= Pyrrhias of Aetolia =

Pyrrhias was an Aetolian general, who was sent by his countrymen during the Social War (220–217 BC), to take the command in Elis. Here he took advantage of the absence of Philip V of Macedon, and the incapacity of Eperatus the Achaean strategos, to make frequent incursions into the Achaean territories. Having established a fortified post on Mount Panachaikon, he laid waste the whole country as far as Rhion and Aigion. The next year (217 BC) he concerted a plan with Lycurgus, king of Sparta, for the invasion of Messenia. However, he failed in the execution of his part of the scheme, being repulsed by the Cyparissians before he could effect a junction with Lycurgus.

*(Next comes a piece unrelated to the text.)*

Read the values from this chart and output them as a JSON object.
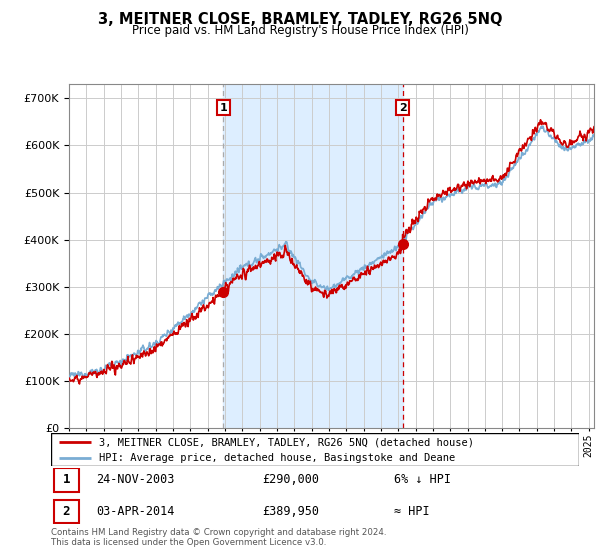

In consequence he returned to Elis, but as the Eleans were dissatisfied with his conduct, he was shortly after recalled by the Aetolians and replaced by Euripidas. (Polybius V. 30, 91, 92, 94.) At a later period he obtained the office of strategos of the Aetolians, in the same year (208 BC) that this office was bestowed as an honorary title upon Attalus I, king of Pergamon. In the spring of that year he advanced with an army to Lamia to oppose the passage of Philip V of Macedon towards the Peloponnese. Though supported with an auxiliary force both by Attalus and by the Roman praetor Publius Sulpicius Galba Maximus, he was defeated by Philip in two successive battles (First and Second Battle of Lamia) and forced to retire within the walls of Lamia. (Livy, XXVII.30) It is not improbable that Sipyrrhicas, who appears in Livy (XXXI.46) as chief of the Aetolian deputation which met Attalus at Heracleia, is only a false reading for Pyrrhias.

Another Pyrrhias of Aetolia was an Olympic winner in the stadion race in 200 BC, according to the Chronicon of Eusebius of Caesarea. He may have been a son of the previous, although nothing confirms that supposition.